Caique Spikey LeBec Hairdresser Extraordinaire
by Sally Blanchard
There is nothing subtle about a Caique. Their body language is easily readable. When they dislike something or someone, there is no question about it. If Spike does not like someone in my house, he can rigidly stand for hours in the corner of his cage staring at them intensely. When these little parrots are trying to impress, they strut and puff like a caricature of themselves. Caiques are natural “hams” delighting in the drama of human response. In my seminars, as an illustration of why I don’t like Spike on my shoulder, I put him there giving him permission to be there with the “OK” command. Without my permission, he immediately climbs up and starts ratting around in my hair with some sort of displaced “leaf bathing” behavior — which I started calling “hair surfing” within a few days after he came to live with me. It quickly became part of his performance at parrot programs and conventions. As he rubs his face through a tuft of hair, he often looks up to see if the audience is responding. I attended a Florida conference with Spikey in the early 1990s and to get donations for avian medicine, we charged $20.00 for a hair surf from Spike. Of course, I didn’t let him surf in hair that had hair spray or other such chemicals in it.
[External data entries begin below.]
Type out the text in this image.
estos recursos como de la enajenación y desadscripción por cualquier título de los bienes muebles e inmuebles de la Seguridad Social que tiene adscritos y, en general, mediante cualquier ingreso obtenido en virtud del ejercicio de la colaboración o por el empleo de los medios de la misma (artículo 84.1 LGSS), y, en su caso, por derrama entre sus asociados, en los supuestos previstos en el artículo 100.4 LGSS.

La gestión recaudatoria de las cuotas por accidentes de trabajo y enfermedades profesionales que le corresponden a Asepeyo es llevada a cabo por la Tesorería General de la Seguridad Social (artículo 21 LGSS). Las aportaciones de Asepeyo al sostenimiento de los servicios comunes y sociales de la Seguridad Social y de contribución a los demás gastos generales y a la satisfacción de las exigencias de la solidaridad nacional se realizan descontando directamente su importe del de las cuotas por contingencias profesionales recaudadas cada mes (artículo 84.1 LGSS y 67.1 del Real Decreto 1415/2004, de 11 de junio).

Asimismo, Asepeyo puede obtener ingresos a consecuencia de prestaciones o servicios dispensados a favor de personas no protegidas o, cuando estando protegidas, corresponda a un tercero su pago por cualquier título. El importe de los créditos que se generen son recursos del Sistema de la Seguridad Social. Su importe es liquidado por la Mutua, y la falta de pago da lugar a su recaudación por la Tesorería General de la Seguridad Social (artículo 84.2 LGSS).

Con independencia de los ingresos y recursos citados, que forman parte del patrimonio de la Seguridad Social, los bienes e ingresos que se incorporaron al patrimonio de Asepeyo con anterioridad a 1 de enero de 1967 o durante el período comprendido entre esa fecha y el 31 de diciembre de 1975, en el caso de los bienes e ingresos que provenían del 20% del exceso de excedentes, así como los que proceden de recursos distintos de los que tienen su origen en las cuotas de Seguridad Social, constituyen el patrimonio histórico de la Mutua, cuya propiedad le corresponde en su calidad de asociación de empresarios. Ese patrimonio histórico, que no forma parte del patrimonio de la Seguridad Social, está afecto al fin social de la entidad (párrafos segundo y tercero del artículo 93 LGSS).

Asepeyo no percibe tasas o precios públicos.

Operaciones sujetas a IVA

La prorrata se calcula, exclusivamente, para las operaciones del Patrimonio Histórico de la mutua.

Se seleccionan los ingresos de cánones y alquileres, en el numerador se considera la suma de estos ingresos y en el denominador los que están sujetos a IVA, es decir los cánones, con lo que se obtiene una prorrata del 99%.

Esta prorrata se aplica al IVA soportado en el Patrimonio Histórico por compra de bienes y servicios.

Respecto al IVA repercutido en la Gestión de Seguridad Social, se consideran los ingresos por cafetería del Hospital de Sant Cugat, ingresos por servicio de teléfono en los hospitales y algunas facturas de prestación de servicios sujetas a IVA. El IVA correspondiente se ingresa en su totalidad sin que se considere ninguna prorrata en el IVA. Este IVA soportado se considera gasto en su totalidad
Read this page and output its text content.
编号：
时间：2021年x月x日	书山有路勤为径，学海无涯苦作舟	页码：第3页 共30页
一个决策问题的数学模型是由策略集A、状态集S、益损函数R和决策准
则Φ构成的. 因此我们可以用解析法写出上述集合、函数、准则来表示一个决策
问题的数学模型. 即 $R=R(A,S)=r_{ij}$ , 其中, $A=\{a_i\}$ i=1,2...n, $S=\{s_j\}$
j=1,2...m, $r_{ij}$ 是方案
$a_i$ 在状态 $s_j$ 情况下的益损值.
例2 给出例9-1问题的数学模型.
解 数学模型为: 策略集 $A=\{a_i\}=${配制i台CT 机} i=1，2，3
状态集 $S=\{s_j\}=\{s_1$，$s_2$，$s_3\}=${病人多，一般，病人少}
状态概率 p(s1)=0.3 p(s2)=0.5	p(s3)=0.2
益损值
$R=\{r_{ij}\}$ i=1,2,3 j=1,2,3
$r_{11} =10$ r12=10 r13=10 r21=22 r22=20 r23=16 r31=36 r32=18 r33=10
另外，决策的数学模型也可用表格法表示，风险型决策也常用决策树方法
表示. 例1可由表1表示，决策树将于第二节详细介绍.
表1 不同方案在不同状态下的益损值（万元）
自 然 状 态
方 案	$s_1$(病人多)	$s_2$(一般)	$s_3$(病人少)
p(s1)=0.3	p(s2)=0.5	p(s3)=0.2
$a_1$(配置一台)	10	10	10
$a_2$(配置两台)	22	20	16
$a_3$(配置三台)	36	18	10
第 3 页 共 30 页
One woman even rushed up to her hotel room and washed, rinsed with water, and semi-dried her hair so she could have Spike “surf” in it. A person could also just get a photo holding Spike for $10 if they didn't want their hair messed with. One balding man said he had to miss the fun because Spikey would have nothing to surf in. Spike was a busy little guy and we made over $400.00. Spikey loved the attention he got but he was a very tired little boy after that evening!It is obvious when a Caique likes something. They dissolve into ecstasy. Spike seems to go into a hypnotic trance when I lay him on his back and “skritch” the fuzzy feathers around his beak.